Miss Italia 2015: un passo indietro nella evoluzione della specie
Partiamo da un’introduzione banale: c’erano una volta ragazze il cui sorriso valeva 5000 lire, giovani la cui bellezza le spingeva a cercare la gloria cinematografica. Con il passare del tempo si è deciso che quel sorriso apparteneva alla più bella d’ Italia e il mondo pronto ad accogliere la reginetta è lentamente cambiato: dal grande al piccolo schermo, con fugaci apparizioni sulle passerelle. Il livello culturale che separa il cinema di ieri dalla televisione di oggi è l’oceano che separa una Lucia Bosè da una Alice Sabatini.
Certo, è vero, intuire la cultura di una miss neo-eletta è come giudicare un libro dalla copertina, con la differenza che con la miss è esattamente quello che bisognerebbe fare. Nella ragazza con la corona è la patinatura che va valutata, il resto non conta, sarà il tempo a dirci se possiede qualità consone a traghettarla più in là di un anno di ospitate varie.
Questa stagione ha offerto la novità “curvy”. Tradotto: facciamo partecipare anche le ragazze in carne (che poi non lo erano affatto) ma le marchiamo a fuoco come il bestiame. Una caduta di stile impressionante, un passo indietro nell’evoluzione culturale della specie. Ma allora perché da anni continuano a farci credere che i giudici hanno superato i confini della bellezza? Perché chi sponsorizza il concorso ha paura di ammettere che si premiano le gambe? Perché la Merigliani si ostina a proporci una Miss Italia dotata di testa quando in realtà, ai fini della kermesse, la protuberanza che ha attaccata al collo serve solo a reggere la corona? Tanto poi parlano e indietro non si torna.
L’unica fortuna di questa edizione di Miss Italia è che sarà ricordata per la risposta data dalla candidata numero 5 ad una domanda facile facile azzardata dal giudice Amendola.
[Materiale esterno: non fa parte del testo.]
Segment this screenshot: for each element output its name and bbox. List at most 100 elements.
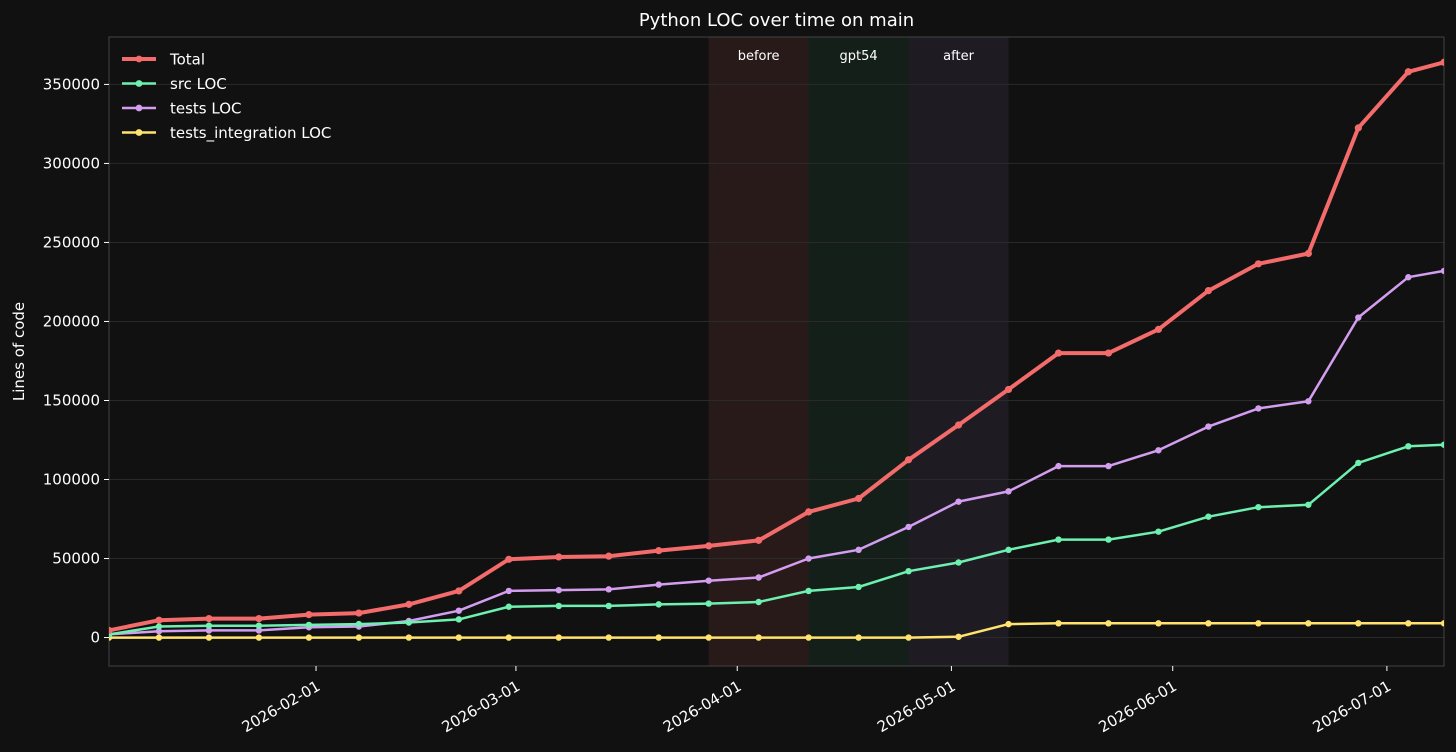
data-point-tests-integration-loc bbox=[1355, 620, 1362, 627]
legend-label: tests_integration LOC bbox=[170, 124, 331, 143]
legend-item-tests-integration-loc: tests_integration LOC bbox=[122, 124, 331, 143]
data-point-tests-loc bbox=[655, 581, 662, 588]
data-point-tests-loc bbox=[505, 587, 512, 595]
data-point-tests-loc bbox=[1205, 423, 1212, 430]
data-point-src-loc bbox=[1105, 536, 1112, 543]
data-point-src-loc bbox=[1055, 536, 1062, 543]
data-point-tests-loc bbox=[455, 607, 463, 614]
data-point-tests-integration-loc bbox=[1155, 620, 1162, 627]
legend-label: tests LOC bbox=[170, 100, 242, 118]
data-point-total bbox=[305, 611, 313, 619]
data-point-src-loc bbox=[1405, 443, 1412, 450]
data-point-tests-loc bbox=[1105, 462, 1112, 470]
data-point-tests-integration-loc bbox=[755, 634, 762, 641]
data-point-tests-integration-loc bbox=[1255, 620, 1262, 627]
legend-swatch-marker bbox=[135, 80, 143, 87]
data-point-tests-loc bbox=[1255, 405, 1262, 412]
data-point-total bbox=[505, 555, 513, 563]
data-point-src-loc bbox=[455, 616, 463, 623]
data-point-tests-integration-loc bbox=[805, 634, 812, 641]
data-point-tests-integration-loc bbox=[705, 634, 712, 641]
data-point-src-loc bbox=[855, 583, 862, 591]
legend: Total src LOC tests LOC tests_integration L… bbox=[122, 51, 331, 143]
data-point-tests-integration-loc bbox=[1055, 620, 1062, 627]
data-point-tests-loc bbox=[255, 627, 263, 634]
data-point-total bbox=[705, 542, 713, 550]
data-point-tests-loc bbox=[805, 555, 812, 562]
data-point-src-loc bbox=[305, 621, 313, 629]
series-src-loc bbox=[109, 441, 1444, 638]
data-point-total bbox=[555, 553, 563, 561]
data-point-tests-integration-loc bbox=[155, 634, 163, 641]
data-point-tests-loc bbox=[955, 498, 962, 505]
data-point-tests-integration-loc bbox=[905, 634, 912, 641]
series-total bbox=[109, 58, 1444, 635]
data-point-src-loc bbox=[405, 619, 413, 626]
legend-label: src LOC bbox=[170, 75, 227, 93]
data-point-tests-integration-loc bbox=[1105, 620, 1112, 627]
data-point-tests-integration-loc bbox=[1305, 620, 1312, 627]
y-axis-label: Lines of code bbox=[10, 302, 28, 401]
data-point-total bbox=[155, 616, 163, 624]
data-point-total bbox=[1204, 287, 1213, 295]
y-tick-label: 300000 bbox=[43, 154, 100, 172]
data-point-src-loc bbox=[1005, 546, 1012, 554]
data-point-src-loc bbox=[1205, 513, 1212, 520]
legend-swatch-marker bbox=[135, 104, 143, 112]
data-point-total bbox=[904, 456, 913, 464]
data-point-total bbox=[455, 587, 463, 595]
data-point-tests-integration-loc bbox=[855, 634, 862, 641]
data-point-src-loc bbox=[805, 587, 812, 595]
region-after bbox=[908, 37, 1009, 666]
data-point-tests-loc bbox=[855, 546, 862, 554]
legend-item-src-loc: src LOC bbox=[122, 75, 227, 93]
data-point-src-loc bbox=[1355, 459, 1362, 467]
series-line-tests-loc bbox=[109, 269, 1444, 636]
data-point-src-loc bbox=[205, 622, 213, 629]
data-point-src-loc bbox=[555, 602, 562, 610]
data-point-tests-integration-loc bbox=[605, 634, 612, 641]
data-point-total bbox=[1404, 68, 1412, 76]
data-point-tests-loc bbox=[1355, 314, 1362, 321]
data-point-tests-loc bbox=[755, 574, 762, 581]
data-point-tests-loc bbox=[1055, 462, 1062, 470]
data-point-tests-loc bbox=[1155, 447, 1162, 454]
plot-frame bbox=[108, 36, 1445, 667]
data-point-total bbox=[109, 626, 113, 635]
data-point-src-loc bbox=[255, 622, 263, 629]
chart-title: Python LOC over time on main bbox=[639, 10, 914, 31]
data-point-tests-loc bbox=[155, 628, 163, 635]
legend-item-total: Total bbox=[122, 51, 205, 69]
region-gpt54 bbox=[808, 37, 909, 666]
data-point-tests-integration-loc bbox=[405, 634, 413, 641]
legend-swatch-marker bbox=[135, 129, 143, 136]
data-point-total bbox=[405, 600, 413, 608]
region-label-gpt54: gpt54 bbox=[840, 49, 878, 64]
y-tick-label: 50000 bbox=[52, 550, 100, 568]
data-point-src-loc bbox=[955, 559, 962, 566]
data-point-tests-loc bbox=[1305, 398, 1312, 405]
data-point-src-loc bbox=[905, 567, 912, 575]
data-point-src-loc bbox=[755, 598, 762, 606]
data-point-total bbox=[755, 536, 763, 544]
data-point-src-loc bbox=[155, 623, 163, 630]
data-point-src-loc bbox=[355, 620, 363, 628]
data-point-tests-loc bbox=[1440, 267, 1444, 275]
data-point-total bbox=[1440, 58, 1444, 66]
data-point-tests-integration-loc bbox=[355, 634, 363, 641]
series-line-total bbox=[109, 60, 1444, 633]
data-point-tests-integration-loc bbox=[455, 634, 463, 641]
series-tests-integration-loc bbox=[109, 620, 1444, 641]
region-label-after: after bbox=[943, 49, 974, 64]
data-point-tests-integration-loc bbox=[1205, 620, 1212, 627]
y-tick-label: 0 bbox=[90, 629, 100, 647]
region-before bbox=[708, 37, 809, 666]
series-line-src-loc bbox=[109, 443, 1444, 636]
data-point-tests-integration-loc bbox=[955, 633, 962, 640]
data-point-src-loc bbox=[1305, 501, 1312, 508]
data-point-total bbox=[205, 614, 213, 623]
data-point-tests-integration-loc bbox=[555, 634, 562, 641]
legend-label: Total bbox=[169, 51, 205, 69]
data-point-total bbox=[605, 552, 613, 560]
data-point-src-loc bbox=[655, 601, 662, 608]
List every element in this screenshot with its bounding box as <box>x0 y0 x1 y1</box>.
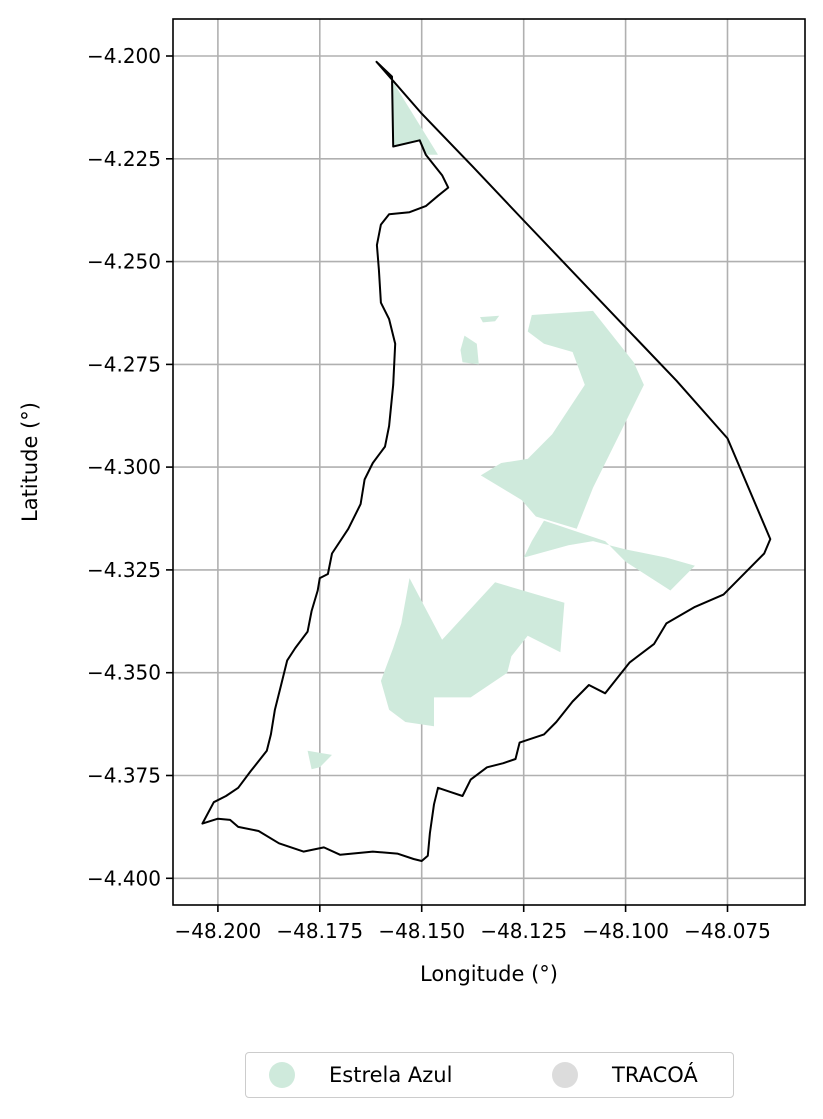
y-tick-label: −4.250 <box>87 250 161 274</box>
estrela-azul-area <box>307 750 332 770</box>
traco-boundary-outline <box>201 60 772 862</box>
legend-marker-estrela-azul <box>269 1061 295 1088</box>
legend-label-estrela-azul: Estrela Azul <box>329 1062 453 1087</box>
x-tick-label: −48.075 <box>684 919 771 943</box>
legend-item-estrela-azul: Estrela Azul <box>269 1053 452 1096</box>
estrela-azul-area <box>460 335 479 365</box>
y-axis-label: Latitude (°) <box>18 402 42 522</box>
estrela-azul-areas <box>307 72 695 770</box>
y-tick-label: −4.275 <box>87 352 161 376</box>
axis-ticks: −48.200 −48.175 −48.150 −48.125 −48.100 −48.0… <box>87 44 771 943</box>
y-tick-label: −4.350 <box>87 661 161 685</box>
x-tick-label: −48.200 <box>175 919 262 943</box>
estrela-azul-area <box>523 520 695 591</box>
legend-label-traco: TRACOÁ <box>612 1062 698 1087</box>
y-tick-label: −4.200 <box>87 44 161 68</box>
estrela-azul-area <box>480 310 644 529</box>
y-tick-label: −4.375 <box>87 764 161 788</box>
x-axis-label: Longitude (°) <box>420 962 558 986</box>
x-tick-label: −48.175 <box>276 919 363 943</box>
plot-frame <box>172 18 806 906</box>
x-tick-label: −48.125 <box>480 919 567 943</box>
legend-item-traco: TRACOÁ <box>552 1053 698 1096</box>
y-tick-label: −4.400 <box>87 866 161 890</box>
y-tick-label: −4.300 <box>87 455 161 479</box>
y-tick-label: −4.325 <box>87 558 161 582</box>
estrela-azul-area <box>380 578 565 727</box>
estrela-azul-area <box>480 315 500 323</box>
x-tick-label: −48.150 <box>378 919 465 943</box>
legend-marker-traco <box>552 1061 578 1088</box>
traco-boundary <box>201 60 772 862</box>
estrela-azul-area <box>387 72 438 155</box>
plot-area-background <box>173 19 805 905</box>
y-tick-label: −4.225 <box>87 147 161 171</box>
legend: Estrela Azul TRACOÁ <box>245 1052 734 1098</box>
x-tick-label: −48.100 <box>582 919 669 943</box>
Oramai la sconsiderata emissione d’aria dalla bocca di quella che sarebbe stata poi eletta Miss Italia è rimbalzata ovunque tra urla di sgomento, stracciamento di vesti e risate a crepapelle. Solo chi non vive la quotidianità di questa società può stupirsi di una simile manifestazione di ignoranza. La vacuità con cui questa ragazza di belle speranze ha candidamente confessato di voler vivere in prima persona la seconda guerra mondiale ha fatto passare in secondo piano uno spettacolo avvilente. Perché in fondo, ricordiamolo, Miss Italia dovrebbe essere questo, uno spettacolo.
Neanche una navigata come la Ventura, addobbata prima in versione natalizia e successivamente in versione Capodanno, è riuscita a tener a galla un Titanic che minuto dopo minuto imbarcava acqua da tutte le parti. Un Ferrero che oramai viene trattato come una macchietta e non da ottimo imprenditore e buon presidente calcistico quale è, un Morgan lontano parente di quello che fù, una scenografia spettrale, silenzi imbarazzanti che a stento la conduttrice riusciva a colmare senza troppa convinzione. Uno scempio in cui comunque sarebbero dovute emergere le aspiranti reginette, ma con la kermesse televisiva ridotta ad una sola serata è mancata quella partecipazione emotiva, quel “tifo” che si cominciava a fare per la preferita sin dalla sua prima apparizione.
I tempi storici di Miss Italia sono definitivamente tramontati e non è un caso se, scorrendo l’albo d’oro delle vincitrici dal 1977 al 2004, molte hanno lasciato il segno nel mondo cinematografico o televisivo mentre negli ultimi dieci anni la sola Miriam Leone è emersa, e con ottimi risultati, da un inesorabile anonimato. Ma in fondo meglio passare inosservate ed essere reginette per una sera che passare alla storia come colei che voleva vivere in prima persone una delle più grandi tragedie dell’umanità. E stia serena la novella Miss Italia, anche questo concorso di tragico ha avuto molto.